The following are some of the common causes infertility, and it is by no means an exhaustive list.
Declining ovarian function affects the total number of available follicles in the body, and that is what reduce the odds of conception. Although estrogen continues to be produced in the body the ovulation does not occur, which also leads to a decline of progesterone levels.
Luteal Phase Deficiency
In some women, ovulation may occur normally but the levels of progesterone during the luteal phase are insufficient. Even if the egg is fertilized, this progesterone deficiency may disrupt implantation, or not sustain the pregnancy. Some of the causes of luteal phase deficiency include endometriosis, abnormal follicle development, or most commonly is a result of inadequate progesterone production.
Polycystic Ovarian Syndrome (PCOS)
PCOS is the most common hormone disorder affecting women of reproductive age and is closely associated with insulin resistance and metabolic syndrome. Large numbers of women with PCOS experience cycles without the ovulation (or, anovulation), and many experience unexplained infertility.
Endometriosis is found in more than 50 percent of women with unexplained infertility, and the high cortisol (stress hormone) and prolactin levels induced by stress have been suggested to play an important role in the development of this condition.
Because your thyroid hormones are affected by other hormones in the body, its dysfunction, or imbalance, even with the labs that yield normal values, may be another cause of infertility. A thyroid hormone treatment and/or support may in fact be in part a solution to restore a regular menstrual pattern.
Stress, or more specifically the stress hormone (cortisol) can have a profound effect on the ability to conceive, largely because of its impact on the overall hormone balance in the body. Cortisol imbalances, which can be evaluated with a simple test, have the capacity to:
- exacerbate both estrogen and progesterone levels, and further contribute to luteal phase defect
- affect blood sugar regulation, which is critical in women with polycystic ovarian syndrome (PCOS)

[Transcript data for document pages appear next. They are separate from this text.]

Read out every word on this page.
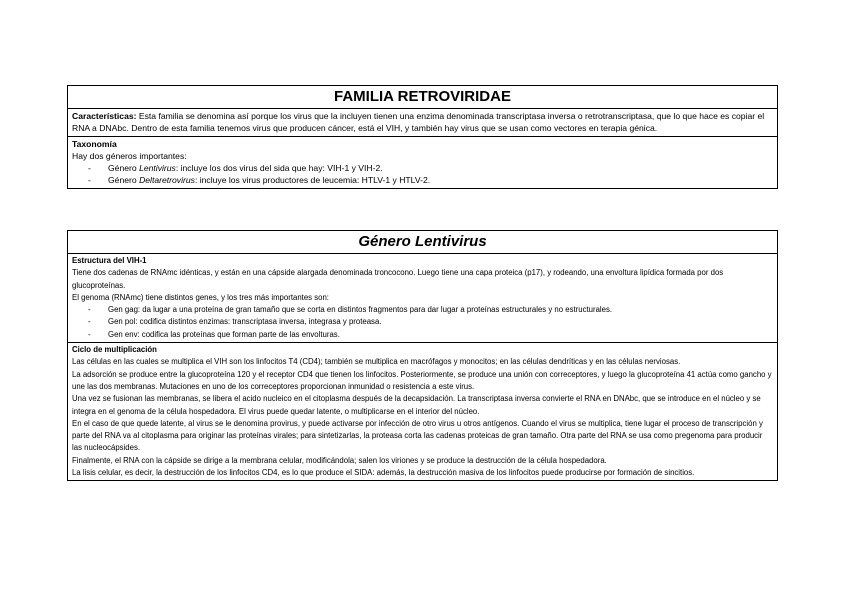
FAMILIA RETROVIRIDAE
Características: Esta familia se denomina así porque los virus que la incluyen tienen una enzima denominada transcriptasa inversa o retrotranscriptasa, que lo que hace es copiar el RNA a DNAbc. Dentro de esta familia tenemos virus que producen cáncer, está el VIH, y también hay virus que se usan como vectores en terapia génica.

Taxonomía

Hay dos géneros importantes:

- Género Lentivirus: incluye los dos virus del sida que hay: VIH-1 y VIH-2.
- Género Deltaretrovirus: incluye los virus productores de leucemia: HTLV-1 y HTLV-2.
Género Lentivirus

Estructura del VIH-1

Tiene dos cadenas de RNAmc idénticas, y están en una cápside alargada denominada troncocono. Luego tiene una capa proteica (p17), y rodeando, una envoltura lipídica formada por dos glucoproteínas.

El genoma (RNAmc) tiene distintos genes, y los tres más importantes son:

- Gen gag: da lugar a una proteína de gran tamaño que se corta en distintos fragmentos para dar lugar a proteínas estructurales y no estructurales.
- Gen pol: codifica distintos enzimas: transcriptasa inversa, integrasa y proteasa.
- Gen env: codifica las proteínas que forman parte de las envolturas.

Ciclo de multiplicación

Las células en las cuales se multiplica el VIH son los linfocitos T4 (CD4); también se multiplica en macrófagos y monocitos; en las células dendríticas y en las células nerviosas.

La adsorción se produce entre la glucoproteína 120 y el receptor CD4 que tienen los linfocitos. Posteriormente, se produce una unión con correceptores, y luego la glucoproteína 41 actúa como gancho y une las dos membranas. Mutaciones en uno de los correceptores proporcionan inmunidad o resistencia a este virus.

Una vez se fusionan las membranas, se libera el acido nucleico en el citoplasma después de la decapsidación. La transcriptasa inversa convierte el RNA en DNAbc, que se introduce en el núcleo y se integra en el genoma de la célula hospedadora. El virus puede quedar latente, o multiplicarse en el interior del núcleo.

En el caso de que quede latente, al virus se le denomina provirus, y puede activarse por infección de otro virus u otros antígenos. Cuando el virus se multiplica, tiene lugar el proceso de transcripción y parte del RNA va al citoplasma para originar las proteínas virales; para sintetizarlas, la proteasa corta las cadenas proteicas de gran tamaño. Otra parte del RNA se usa como pregenoma para producir las nucleocápsides.

Finalmente, el RNA con la cápside se dirige a la membrana celular, modificándola; salen los viriones y se produce la destrucción de la célula hospedadora.

La lisis celular, es decir, la destrucción de los linfocitos CD4, es lo que produce el SIDA: además, la destrucción masiva de los linfocitos puede producirse por formación de sincitios.
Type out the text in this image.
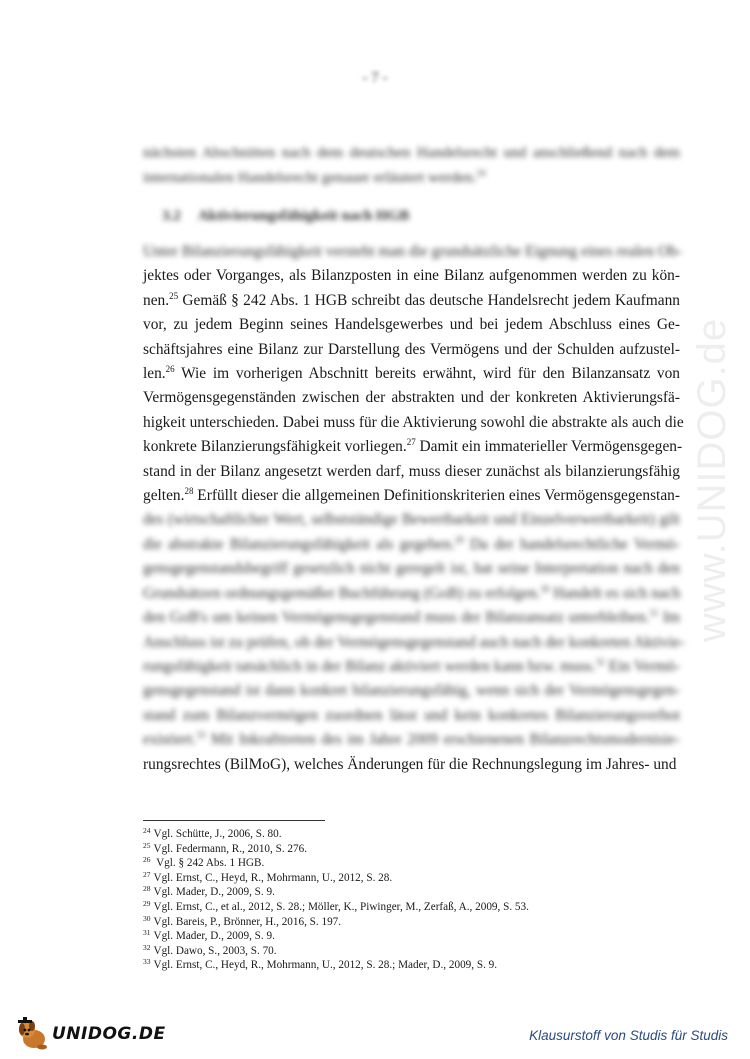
- 7 -
nächsten Abschnitten nach dem deutschen Handelsrecht und anschließend nach dem
internationalen Handelsrecht genauer erläutert werden.$^{24}$
3.2 Aktivierungsfähigkeit nach HGB
Unter Bilanzierungsfähigkeit versteht man die grundsätzliche Eignung eines realen Ob-
jektes oder Vorganges, als Bilanzposten in eine Bilanz aufgenommen werden zu kön-
nen.$^{25}$ Gemäß § 242 Abs. 1 HGB schreibt das deutsche Handelsrecht jedem Kaufmann
vor, zu jedem Beginn seines Handelsgewerbes und bei jedem Abschluss eines Ge-
schäftsjahres eine Bilanz zur Darstellung des Vermögens und der Schulden aufzustel-
len.$^{26}$ Wie im vorherigen Abschnitt bereits erwähnt, wird für den Bilanzansatz von
Vermögensgegenständen zwischen der abstrakten und der konkreten Aktivierungsfä-
higkeit unterschieden. Dabei muss für die Aktivierung sowohl die abstrakte als auch die
konkrete Bilanzierungsfähigkeit vorliegen.$^{27}$ Damit ein immaterieller Vermögensgegen-
stand in der Bilanz angesetzt werden darf, muss dieser zunächst als bilanzierungsfähig
gelten.$^{28}$ Erfüllt dieser die allgemeinen Definitionskriterien eines Vermögensgegenstan-
des (wirtschaftlicher Wert, selbstständige Bewertbarkeit und Einzelverwertbarkeit) gilt
die abstrakte Bilanzierungsfähigkeit als gegeben.$^{29}$ Da der handelsrechtliche Vermö-
gensgegenstandsbegriff gesetzlich nicht geregelt ist, hat seine Interpretation nach den
Grundsätzen ordnungsgemäßer Buchführung (GoB) zu erfolgen.$^{30}$ Handelt es sich nach
den GoB's um keinen Vermögensgegenstand muss der Bilanzansatz unterbleiben.$^{31}$ Im
Anschluss ist zu prüfen, ob der Vermögensgegenstand auch nach der konkreten Aktivie-
rungsfähigkeit tatsächlich in der Bilanz aktiviert werden kann bzw. muss.$^{32}$ Ein Vermö-
gensgegenstand ist dann konkret bilanzierungsfähig, wenn sich der Vermögensgegen-
stand zum Bilanzvermögen zuordnen lässt und kein konkretes Bilanzierungsverbot
existiert.$^{33}$ Mit Inkrafttreten des im Jahre 2009 erschienenen Bilanzrechtsmodernisie-
rungsrechtes (BilMoG), welches Änderungen für die Rechnungslegung im Jahres- und
www.UNIDOG.de
$^{24}$ Vgl. Schütte, J., 2006, S. 80.
$^{25}$ Vgl. Federmann, R., 2010, S. 276.
$^{26}$ Vgl. § 242 Abs. 1 HGB.
$^{27}$ Vgl. Ernst, C., Heyd, R., Mohrmann, U., 2012, S. 28.
$^{28}$ Vgl. Mader, D., 2009, S. 9.
$^{29}$ Vgl. Ernst, C., et al., 2012, S. 28.; Möller, K., Piwinger, M., Zerfaß, A., 2009, S. 53.
$^{30}$ Vgl. Bareis, P., Brönner, H., 2016, S. 197.
$^{31}$ Vgl. Mader, D., 2009, S. 9.
$^{32}$ Vgl. Dawo, S., 2003, S. 70.
$^{33}$ Vgl. Ernst, C., Heyd, R., Mohrmann, U., 2012, S. 28.; Mader, D., 2009, S. 9.
UNIDOG.DE	Klausurstoff von Studis für Studis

- aggravate conditions that contribute to infertility, including hypothyroidism, autoimmune disease, and endometriosis
- increase prolactin levels and inhibit ovulation
- reduce cervical mucous
This is considered to be a diagnosis of exclusion, or when all tests come back as normal. We believe that this is a “waste-basket” diagnosis, yet it does identify the fact that the body is out of balance. Although hormone testing and/or imaging may be normal, it is essential to consider how other seemingly unrelated body systems contribute to infertility. We often recommend some of our fertility testing options, which can offer additional insight including ovulation patterns, estrogen or progesterone dysregulation during menstrual cycles, food allergies and sensitivities, and other.